С того дня, как княжна Ирина Трубецкая неделю тому назад рассказала Тедди о смерти Урсулы, кошмарные видения преследовали ее; ей редко удавалось закрыть глаза без того, чтобы не увидеть лицо Урсулы, обезображенное и в кровоподтеках, или Урсулу, избитую и замученную нацистскими палачами в Равенсбрюке. Лишь в последние несколько дней она начала понимать, что единственным способом избавиться от этой пытки было помнить Урсулу во всей ее привлекательности и обаянии; именно такой ее следовало держать перед мысленным взором. Но слишком часто иные, приводившие Тедди в ужас картины навязчиво заявляли о себе, и тогда, представляя себе предсмертные муки, сквозь которые должна была пройти Урсула, она сама всякий раз проходила через эти мучения. Она не знала, сумеет ли когда-нибудь заглушить в воображении эти видения. Я должна, говорила она себе, ради Максима, ради своего собственного здравомыслия и ради Марка и нашей будущей совместной жизни.

Закрыв футляр с браслетом и отложив его в сторону, Тедди пересмотрела остальные драгоценности и наконец дошла до письма, лежавшего на дне сейфа.

Урсула Вестхейм отдала его ей в Париже, когда провожала их с Максимом на поезд, отбывавший в Англию. Поперек большого коричневого конверта Урсула напечатала заглавными буквами:

ЛИЧНО И КОНФИДЕНЦИАЛЬНО: ВСКРЫТЬ ПОСЛЕ СМЕРТИ ЗИГМУНДА И УРСУЛЫ ВЕСТХЕЙМ.

Под этой строкой Урсула добавила: Мисс Теодоре Штейн.

Мисс, повторила про себя Тедди и подумала: она уже тогда сделала из меня англичанку. Девушка, торопясь, распечатала коричневый конверт. Внутри были два белых поменьше: на одном стояло ее имя; другой был адресован Максиму.

Тедди вскрыла свое письмо и увидела, что оно было написано в Париже, на бланке отеля «Плаза Атэн».

Париж. Март, 10,1939

Моя дорогая Тедди!

Если ты читаешь это письмо, значит, мой муж и я мертвы. Я возвращаюсь в Берлин, отдавая себе отчет, сколь велика вероятность того, что ни он, ни я, ни кто-либо из семьи Вестхеймов не спасутся от преследований Третьего рейха. И если мы не погибнем от рук нацистов, то всегда есть большая вероятность для нас быть убитыми в войне между Германией и западными союзниками, которая, как мы все знаем, теперь неизбежна. И посему я чувствую, что должна написать о чрезвычайно важном деле, касающемся моего сына, Максимилиана. Знаю, что то, о чем я поведу речь, приведет тебя в большое смущение, возможно, даже шокирует, но я хочу, чтобы кто-то знал всю правду на тот случай, если мне не суждено спастись. И таким человеком можешь быть только ты. Прежде чем перейти к сути, должна тебе сказать, что то, что я собралась написать, предназначено только для твоих глаз. Больше никто и никогда не должен узнать содержание этого письма, кроме, разумеется, Максима, если ты пожелаешь ему рассказать, когда он станет достаточно взрослым, чтобы все понять. Однако я предоставляю тебе самой это решить. Ты должна употребить свое благоразумие и можешь почесть более мудрым, чтобы он никогда об этом не узнал.
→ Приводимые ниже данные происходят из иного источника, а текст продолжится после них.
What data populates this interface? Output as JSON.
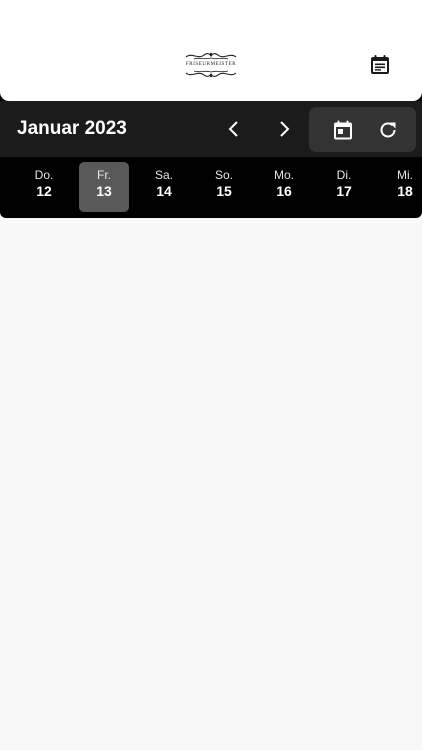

Быть может, я не права, обременяя тебя такой ответственностью, но мне больше некому доверить эту тайну. Тебе же, Тедди, я доверяю беспредельно. Я не могу давать тебе совет, боюсь, я никогда не была уверена по-настоящему, что смогу сама это сделать, когда Максим достаточно вырастет для понимания правды. Ты же – сильная, умная, и я уверена, принятое тобой решение будет верным для моего сына, которого, я знаю, ты очень, очень любишь, так же, как я.

Для того чтобы я могла начать мой рассказ, мне придется вернуться в 1931 год. Тогда…

Глаза Тедди внимательно пробегали строчку за строчкой, столь тщательно написанные Урсулой в Париже шесть лет тому назад. Письмо имело продолжение на следующей странице, и, дочитав до конца, Тедди откинулась на спинку стула. Она была ошеломлена, она не поверила прочитанному.